Sin embargo, una vez disipada la emoción del momento y consumida la primera copa de buen vino, Sila abordó la cruda realidad.
—Tu credibilidad ha sufrido un rudo golpe —dijo.
—Lo sé, Lucio Cornelio.
—Tengo entendido que por culpa de Saturnino.
—¿Se le puede reprochar que me deteste? —replicó Mario con un suspiro—. Ha pronunciado cien discursos desde la tribuna y muchos de ellos ante asambleas no convocadas oficialmente. Todos me acusan de haberle traicionado. Y, como es un espléndido orador, la historia de mi traición no ha perdido en su estilo de presentación a las masas. Y las arrastra. No sólo a los habituales del Foro, sino que los de la tercera, cuarta y quinta clase parecen fascinados al extremo de que siempre que tienen un día libre vuelven al Foro a escucharle.
—¿Con tanta frecuencia habla?
—¡Todos los días!
Sila lanzó un silbido.
—¡Eso es una novedad en los anales del Foro! ¿A diario? ¿Llueva o haga sol? ¿En asambleas oficiales y no oficiales?

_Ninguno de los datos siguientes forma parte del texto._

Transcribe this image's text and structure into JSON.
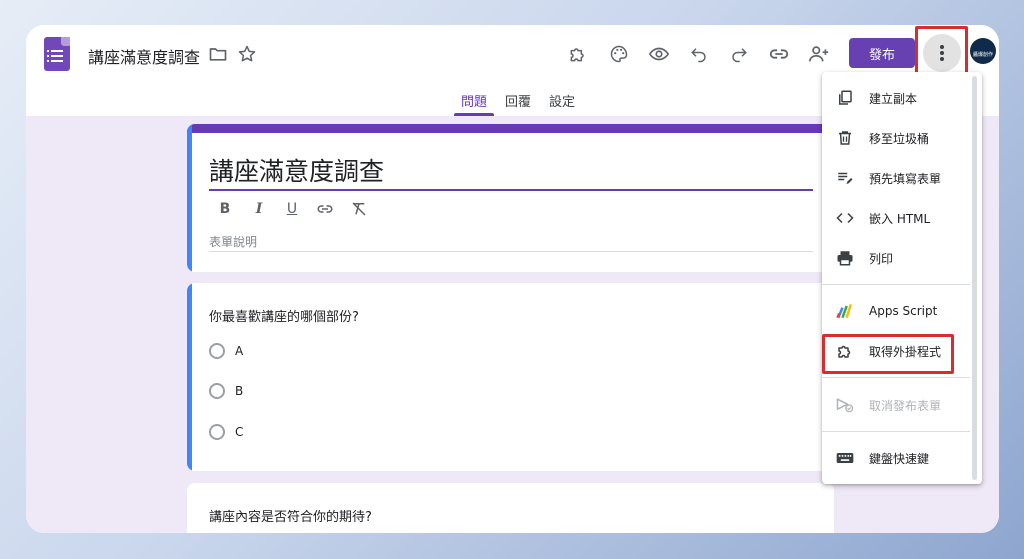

—Todos los días. Cuando el pretor urbano, su propio colega Glaucia, obedeció la orden del pontífice máximo de comunicarle que no podía hablar en días de mercado, fiestas y días no decretados de comicios, él hizo oídos sordos. Y como es un tribuno de la plebe, nadie se ha atrevido a bajarle de la tribuna —dijo Mario con aire preocupado—. En consecuencia, su fama va en aumento y ahora hay otra clase de habituales del Foro: los que acuden a oír las arengas de Saturnino. Tiene..., no sé cómo se dice, supongo que será una palabra griega, como de costumbre, tiene kharisma. Me imagino que la gente comparte su pasión porque, al no ser asiduos al Foro, desconocen los recursos de la retórica y no reparan en cómo gesticula o cambia de ritmo al caminar. No; se quedan allí embobados escuchándole y cada vez más enfebrecidos por lo que dice, vitoreándole como energúmenos.

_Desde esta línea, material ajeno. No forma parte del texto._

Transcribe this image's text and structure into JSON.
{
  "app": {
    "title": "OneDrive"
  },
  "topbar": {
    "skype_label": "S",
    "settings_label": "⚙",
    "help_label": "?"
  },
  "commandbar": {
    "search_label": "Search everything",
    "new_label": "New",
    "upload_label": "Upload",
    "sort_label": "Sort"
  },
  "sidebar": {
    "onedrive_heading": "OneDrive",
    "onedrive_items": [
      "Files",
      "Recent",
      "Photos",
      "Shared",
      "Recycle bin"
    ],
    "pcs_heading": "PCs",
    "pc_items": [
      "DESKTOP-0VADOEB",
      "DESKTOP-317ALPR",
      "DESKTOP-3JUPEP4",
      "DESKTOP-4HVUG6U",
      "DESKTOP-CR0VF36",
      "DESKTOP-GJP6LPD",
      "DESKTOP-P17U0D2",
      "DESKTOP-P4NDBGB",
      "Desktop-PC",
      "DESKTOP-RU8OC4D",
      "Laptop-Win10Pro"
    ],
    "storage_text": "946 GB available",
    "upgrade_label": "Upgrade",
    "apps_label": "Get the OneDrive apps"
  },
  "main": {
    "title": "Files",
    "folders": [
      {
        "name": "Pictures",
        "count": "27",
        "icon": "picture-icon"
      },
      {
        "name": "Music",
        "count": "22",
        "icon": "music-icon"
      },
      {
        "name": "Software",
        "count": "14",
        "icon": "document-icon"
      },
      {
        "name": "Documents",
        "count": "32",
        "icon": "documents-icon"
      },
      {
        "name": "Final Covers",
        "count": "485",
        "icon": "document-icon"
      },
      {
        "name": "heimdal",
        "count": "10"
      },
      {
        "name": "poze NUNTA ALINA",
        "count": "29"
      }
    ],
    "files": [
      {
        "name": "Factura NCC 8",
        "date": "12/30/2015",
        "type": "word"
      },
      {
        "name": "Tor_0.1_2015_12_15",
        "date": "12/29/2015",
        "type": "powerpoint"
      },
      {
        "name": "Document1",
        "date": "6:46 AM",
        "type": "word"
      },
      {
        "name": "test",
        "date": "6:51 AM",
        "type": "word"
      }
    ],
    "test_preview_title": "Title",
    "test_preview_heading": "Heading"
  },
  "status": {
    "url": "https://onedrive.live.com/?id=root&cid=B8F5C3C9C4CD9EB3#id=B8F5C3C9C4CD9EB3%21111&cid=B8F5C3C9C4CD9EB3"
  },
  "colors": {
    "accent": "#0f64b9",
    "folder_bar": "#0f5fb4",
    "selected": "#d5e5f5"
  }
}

—Tendremos que echarle un ojo, ¿no? —inquirió Sila, mirando muy serio a Mario—. ¿Por qué lo hiciste?
—No me quedaba más remedio, Lucio Cornelio —contestó Mario sin pensárselo dos veces—. La verdad es que no soy, ¿cómo diría?, lo bastante retorcido para ver todos los intríngulis si tengo que mantenerme un par de pasos por delante de hombres como Escauro. Me cazó tan limpiamente como era de desear. Tengo que reconocerlo.
—Pero en cierto modo has salvado el programa —dijo Sila, tratando de consolarle—. La segunda ley agraria sigue en pie y no creo que la Asamblea de la plebe ni la Asamblea del pueblo vayan a invalidarla. Al menos así me han dicho que están las cosas.

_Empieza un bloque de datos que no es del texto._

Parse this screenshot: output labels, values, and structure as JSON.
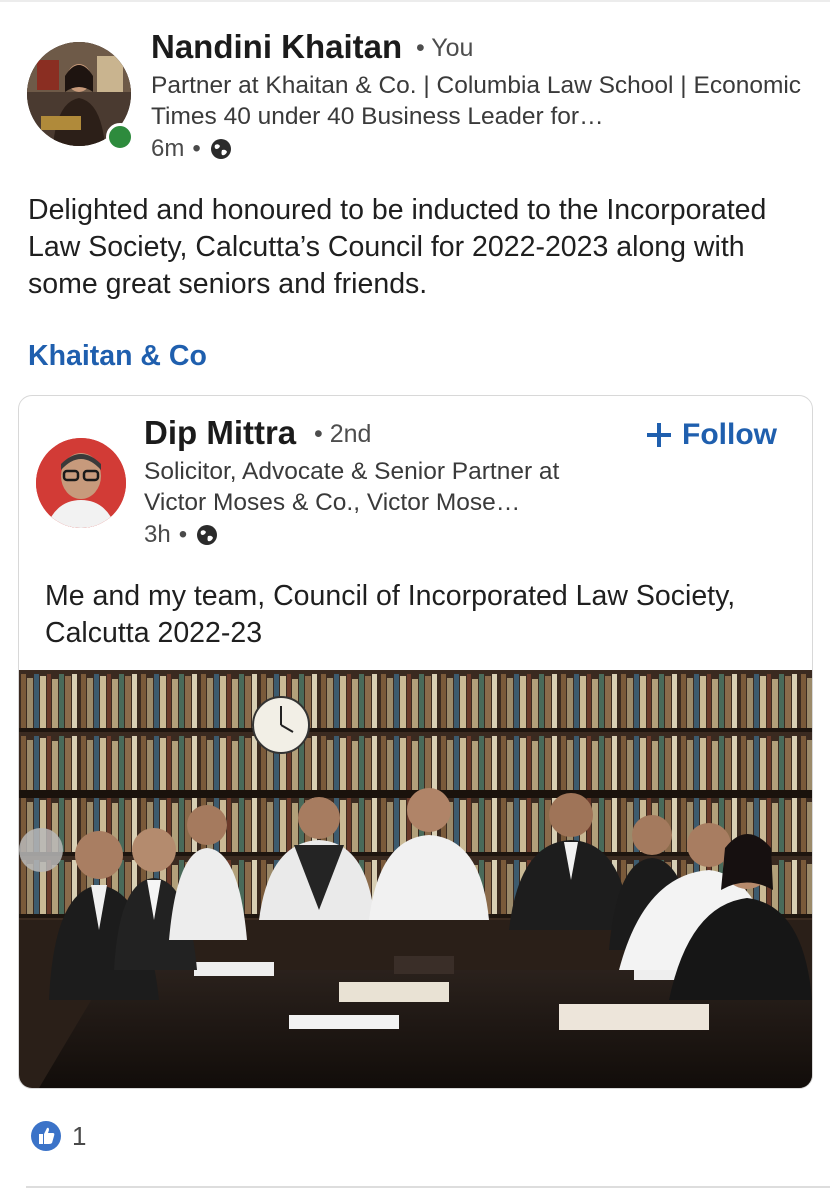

—Cierto —contestó Mario, sin abandonar su aire preocupado y encogiéndose de hombros con un suspiro—. Saturnino es quien gana, no yo, Lucio Cornelio. Es esa actitud de ofendido lo que mantiene aglutinada a la plebe, pero yo los he perdido —añadió amargado, alzando las manos—. ¿Cómo voy a acabar mi mandato este año? Es un tormento tener que caminar en medio de abucheos y silbidos por la zona del Foro cuando Saturnino está en la tribuna, y odio el hecho de tener que ir al Senado. Detesto esa pulcra sonrisa en el rostro arrugado de Escauro, detesto la sorna insufrible de la cara de camello de Catulo... No estoy hecho para la política, y es algo que apenas he descubierto.
—¡Pero has llegado a lo más alto del cursus honorum, Cayo Mario! —dijo Sila—. ¡fuiste uno de los más grandes tribunos de la plebe! Conocías el terreno de la política y te encantaba, de lo contrario no habrías sido un buen tribuno de la plebe.
—Oh, en aquella época era joven, Lucio Cornelio —replicó Mario encogiéndose de hombros—. Y tenía buena cabeza. Pero no soy un animal político.
—Entonces ¿vas a dejar el centro del escenario a un lobo gesticulante como Saturnino? No me pareces el mismo Cayo Mario que yo conocía —añadió Sila.
—No soy el mismo Cayo Mario que conocías —dijo Mario con desmayada sonrisa—. El Cayo Mario de ahora está muy, muy cansado. ¡Es tan desconocido para mi como para ti, créeme!
—¡Pues haz el favor de pasar el verano fuera de Roma!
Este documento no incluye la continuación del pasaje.